Num caso inédito e polêmico, a Justiça de Mato Grosso do Sul está indiciando, julgando e condenando 150 mulheres acusadas de praticarem aborto em uma clínica de Campo Grande – o número total de envolvidas no caso, e que devem passar por uma investigação, é de 1,5 mil.
De julho até o início deste mês, 150 já foram indiciadas, 37 foram julgadas e 26, condenadas a penas alternativas.
“A situação é muito constrangedora”, afirma uma das indiciadas, que prefere não se identificar. “Eles vão fundo nos interrogatórios”, diz ela. A declaração, motivo de revolta nos movimentos de mulheres, entidades de direitos humanos e alas mais progressistas do Direito, é confirmada pelo juiz Aluízio Pereira dos Santos, responsável pelas sentenças.
Ele afirma ser necessário invadir a privacidade nesses casos em busca de detalhes da vida sexual das mulheres suspeitas. Não raras vezes, o juiz afirma intimar maridos, ex-namorados e familiares e exigir exame de corpo de delito – apesar de ele não conseguir comprovar a prática, pois os casos suspeitos ocorreram entre seis e oito anos.
Entre as mulheres julgadas estava uma que comprovou ter desistido do aborto depois de fazer a ficha de internação. Ela apresentou o próprio filho à Justiça, cuja idade é compatível com a data que aparece em seu prontuário médico. Seu caso foi arquivado. A delegada que preside os inquéritos, Regina Márcia Rodrigues, afirma que, por medo, a maioria das mulheres confirma o delito e seus processos são enviados ao Judiciário.
O caso veio à tona em abril do ano passado, quando o Ministério Público Estadual denunciou 10 mil mulheres acusadas de terem feito aborto entre 2000 e 2002, sob os cuidados da médica anestesiologista Neide Motta Machado, proprietária do estabelecimento, na área central de Campo Grande. Até 1999, não existia fichário das clientes, sendo, portanto, incalculável o número de mulheres que passaram pelo local. O Ministério Público afirma que a clínica funcionou por 20 anos.
Indícios
A denúncia foi baseada nas análises de 7.215 prontuários médicos recolhidos no estabelecimento, mas a maioria não continha provas suficientes para condenações. Foram selecionadas quase mil, conforme explicou o magistrado, por causa da qualidade das provas, entre elas exames de ultra-som confirmando gravidez.

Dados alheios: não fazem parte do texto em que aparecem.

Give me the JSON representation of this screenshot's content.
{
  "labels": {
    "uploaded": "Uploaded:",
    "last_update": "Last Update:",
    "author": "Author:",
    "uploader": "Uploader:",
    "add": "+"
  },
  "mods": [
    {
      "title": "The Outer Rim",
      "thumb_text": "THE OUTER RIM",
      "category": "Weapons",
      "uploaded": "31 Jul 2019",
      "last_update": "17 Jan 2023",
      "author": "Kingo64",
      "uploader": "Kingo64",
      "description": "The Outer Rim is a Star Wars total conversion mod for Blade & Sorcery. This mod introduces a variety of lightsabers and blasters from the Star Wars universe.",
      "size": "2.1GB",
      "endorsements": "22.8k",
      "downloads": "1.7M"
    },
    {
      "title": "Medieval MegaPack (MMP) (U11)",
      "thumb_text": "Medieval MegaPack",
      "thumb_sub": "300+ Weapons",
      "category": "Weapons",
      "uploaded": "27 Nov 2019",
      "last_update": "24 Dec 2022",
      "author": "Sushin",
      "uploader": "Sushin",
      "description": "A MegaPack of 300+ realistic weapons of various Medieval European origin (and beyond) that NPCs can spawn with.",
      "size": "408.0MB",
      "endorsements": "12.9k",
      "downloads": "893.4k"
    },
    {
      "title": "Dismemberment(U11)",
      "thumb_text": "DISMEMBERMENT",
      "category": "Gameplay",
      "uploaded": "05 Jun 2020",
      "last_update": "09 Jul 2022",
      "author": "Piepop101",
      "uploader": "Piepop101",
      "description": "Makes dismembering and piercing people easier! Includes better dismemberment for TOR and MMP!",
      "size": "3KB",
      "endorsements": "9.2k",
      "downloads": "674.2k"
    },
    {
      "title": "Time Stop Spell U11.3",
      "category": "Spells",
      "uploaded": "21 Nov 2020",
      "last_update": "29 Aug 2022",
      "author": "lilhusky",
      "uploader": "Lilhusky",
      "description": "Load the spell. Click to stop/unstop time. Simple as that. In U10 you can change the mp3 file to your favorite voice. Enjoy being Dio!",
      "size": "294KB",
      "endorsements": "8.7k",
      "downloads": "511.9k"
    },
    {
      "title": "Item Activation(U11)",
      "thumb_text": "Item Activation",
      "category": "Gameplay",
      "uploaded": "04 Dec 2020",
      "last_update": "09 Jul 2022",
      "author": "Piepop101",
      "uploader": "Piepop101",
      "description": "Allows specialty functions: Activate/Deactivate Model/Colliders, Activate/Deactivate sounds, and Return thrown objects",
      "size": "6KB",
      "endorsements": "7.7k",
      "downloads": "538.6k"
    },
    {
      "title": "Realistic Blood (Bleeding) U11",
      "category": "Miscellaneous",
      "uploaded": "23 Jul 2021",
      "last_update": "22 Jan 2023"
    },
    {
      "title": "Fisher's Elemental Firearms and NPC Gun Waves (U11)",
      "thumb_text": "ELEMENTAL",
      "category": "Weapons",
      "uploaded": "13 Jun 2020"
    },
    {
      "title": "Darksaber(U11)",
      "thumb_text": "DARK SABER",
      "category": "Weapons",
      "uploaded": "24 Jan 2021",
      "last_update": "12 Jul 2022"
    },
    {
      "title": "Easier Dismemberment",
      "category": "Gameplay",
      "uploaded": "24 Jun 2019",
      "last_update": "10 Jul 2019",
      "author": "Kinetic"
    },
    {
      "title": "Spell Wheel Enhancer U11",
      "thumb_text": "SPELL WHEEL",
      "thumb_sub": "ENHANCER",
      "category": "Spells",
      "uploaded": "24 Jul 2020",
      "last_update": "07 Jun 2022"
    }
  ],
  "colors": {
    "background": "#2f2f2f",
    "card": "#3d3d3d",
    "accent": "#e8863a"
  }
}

Ainda segundo o juiz, a médica responde ao processo criminal em liberdade e será levada a júri popular. Tratamento igual terá a psicóloga Simone Aparecida Cantalezzi de Souza, além das enfermeiras Libertina de Jesus Centurion, Maira Nelma de Souza e Rosângela de Almeida. Os advogados dessas cinco pessoas entraram com recurso no Tribunal de Justiça do Estado para livrá-las do júri popular e aguardam decisão.
Três homens também estão envolvidos nos abortos. Segundo o Ministério Público, eles induziram suas companheiras à prática, depois de engravidá-las. Neide Machado não confirma essa inclusão no rol de ex-clientes, e se defende na condição de médica, alegando o atendimento de mulheres com gravidez indesejada e vítimas de violência sexual.
A ação da Justiça de Mato Grosso do Sul tem sido elogiada por parlamentares e movimentos contrários ao aborto, mas desperta polêmica e acusações de abuso e desrespeito à própria legislação. Um dos fatos questionados é a quebra do sigilo dos prontuários médicos das mulheres. Logo que os papéis foram apreendidos, as fichas das 9.896 mulheres ficaram à disposição do público por cerca de sete dias úteis. A Justiça local, na ocasião, considerou a exposição normal, mas dias depois voltou atrás e decretou sigilo, restringindo o acesso.